There also seems to be a greater effort among Sephardic groups to reach out to the broader community. One of those groups is the Sephardic Educational Center (SEC), which is co-sponsoring a conference in Los Angeles next week featuring one of the premier Sephardic voices in the country, Rabbi Marc Angel from New York. Among the events will be a Sunday workshop at the Jewish Federation of Greater Los Angeles to assist Jewish educators in incorporating more of the Sephardic intellectual, cultural and Torah tradition in Jewish education.

Rabbi Angel, as well as his partner at the conference, SEC leader Rabbi Daniel Bouskila, are examples of Sephardic rabbis who love their Sephardic tradition but also feel at home in the Ashkenazi world.

This duality exemplifies the two forces that animate the delicate notion of cultural exchange: the comfort of the familiar versus the thrill of discovering the new.

It’s human nature to get attached to one’s customs, especially when it comes to something intimate like prayer melodies.
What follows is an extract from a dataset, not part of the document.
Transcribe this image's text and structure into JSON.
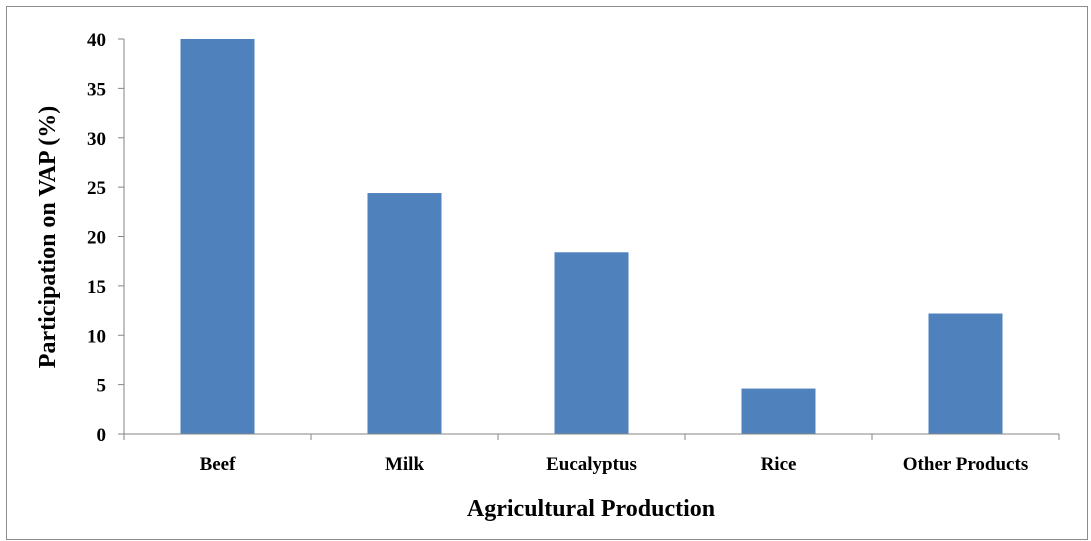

Melodies have the power to bring back cherished memories of years long gone. We feel a deep bond with rituals and liturgies that have been handed down from one generation to the next and have sustained us for so long.

And yet, we are living in radically different times. My ancestors could never have imagined a neighborhood like Pico-Robertson, where more than 40 distinct flavors of Judaism perfume the Shabbat air every week. In the Casablanca neighborhood where I grew up, there was a grand total of one flavor.

Maybe this is the essential point: All Jewish traditions, by the very fact that they are Jewish, belong to every Jew.

For many of us, this modern mingling is bound to disrupt our habits and ignite our curiosity gene. There are Ashkenazi melodies that bring tears to my eyes; Chassidic melodies that stir my soul. I get to taste them anytime I want. Many years ago, I had a group of Ashkenazi friends at our synagogue in Venice Beach who insisted that we pray Sephardic style on Yom Kippur. They couldn’t get enough of it. They were blown away that these melodies were part of their people’s story. They felt as if the melodies belonged to them as much as they belonged to me.

Maybe this is the essential point: All Jewish traditions, by the very fact that they are Jewish, belong to every Jew. Are the traditions different? How could they not be? Sephardic Jews, who are diverse in their own right, have a unique, rich and varied history, with their own cultural, geographical and religious influences. How could the customs and melodies not be radically different?

But walk into any Ashkenazi and Sephardic synagogue and you’ll discover something comforting and also extraordinary: No matter how radically different our melodies may be, the words themselves are pretty much the same. Just ask Rabbi Muskin.